Your site should let you do what you want
2024-10-03

For the last few months, I debated switching my site to a headless CMS using WordPress. I liked—nay, loved—how easy it was to open a browser window, type words, add images, and make a new post. It was much simpler than pushing to GitHub, dealing with front matter, and all those things.

As I was working on the api calls, I thought, “Why not just move my entire site to WordPress?” I reasoned that it would be nice to make pages with the same ease I made posts with, I could reasonably rely on WordPress being around for a bit, I was already hosting the site, and I found a theme that was minimal and elegant.

I thought about that idea for a weekend, but decided against it. Although the theme was really nice, and making new pages was easy, it proved so much harder than I wanted it to be to add anything that didn’t already exist. I don’t know the WordPress ecosystem like I do Next’s, but I just wanted to write some code that fetched my book notes and displayed the cover images. Admittedly, I never sat down with an intentional focus to work on that problem, but I just could not figure out how to do it in WordPress.
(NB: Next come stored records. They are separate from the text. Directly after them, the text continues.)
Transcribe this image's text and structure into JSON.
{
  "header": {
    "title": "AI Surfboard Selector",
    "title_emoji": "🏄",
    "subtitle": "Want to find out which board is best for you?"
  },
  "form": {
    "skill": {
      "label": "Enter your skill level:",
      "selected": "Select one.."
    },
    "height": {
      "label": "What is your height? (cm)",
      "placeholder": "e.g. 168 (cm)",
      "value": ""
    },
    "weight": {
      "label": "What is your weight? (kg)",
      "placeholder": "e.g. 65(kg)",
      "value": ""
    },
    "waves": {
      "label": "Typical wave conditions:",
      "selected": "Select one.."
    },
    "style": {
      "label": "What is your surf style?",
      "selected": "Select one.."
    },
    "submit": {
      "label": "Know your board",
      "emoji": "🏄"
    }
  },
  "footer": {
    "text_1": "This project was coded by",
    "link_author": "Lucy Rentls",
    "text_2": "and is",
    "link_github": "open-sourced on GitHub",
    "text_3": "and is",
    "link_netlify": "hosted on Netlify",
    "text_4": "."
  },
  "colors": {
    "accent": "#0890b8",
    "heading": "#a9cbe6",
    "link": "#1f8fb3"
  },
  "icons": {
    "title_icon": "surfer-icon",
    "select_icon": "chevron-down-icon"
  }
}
I also wanted to add a few simple sentences to my /index, and that proved more difficult than I thought it should be. I had the markup written correctly, and my CSS properly written with classes styled, but I couldn’t for the life of me get the styles to be applied. Also, the browser on my phone was still using the original theme more than four days after I changed the original CSS. It must have been some sort of caching problem, but I couldn’t figure it out.

But I shouldn’t have to figure it out. I kept thinking to myself, “You know, your current site already has all of these features.” There were a few times I got the functionality close to what I wanted, but I realized with a personal site, I don’t want it to be close, I want the site to look and feel exactly how I want it to look and feel.

This is a major benefit of having a site built from scratch that I didn’t recognize before. I was focused on “owning” my content and ensuring there were as little “middle men” between my content and my content existing online that I was blinded of the huge blessing that having a site do, be, look, and perform exactly how I want.

I liked how Mandy Brown put it in her post “Coming Home:”

[having a personal website] allowed me to cultivate the soil to suit my purposes—rather than having to adapt my garden to the soil I was given

When you have a personal site that you control, you can make it whatever you want it to be. If you want to build yourself a mini Twitter feed, build yourself a mini Twitter feed!

The only real limitation to this is your technical ability, but once you have a site live and working, ChatGPT can help you build just about anything. And when you run into errors or bugs, it’s an amazing troubleshooter.

Yeah, having a site built from scratch and writing posts in markdown files isn’t near as convenient as using something that builds the entire site for you, but I finally realized that tradeoff is worth it to me. I’ll take a bit more friction to write posts if it means that I have 100% control over everything about my site.

If you have a personal site, whatever tool, software, or system you use, it should allow you to do exactly what you want.

If that’s not worth it to you, and you want a site that hosts words, looks great, and lets you write, I recommend Pika.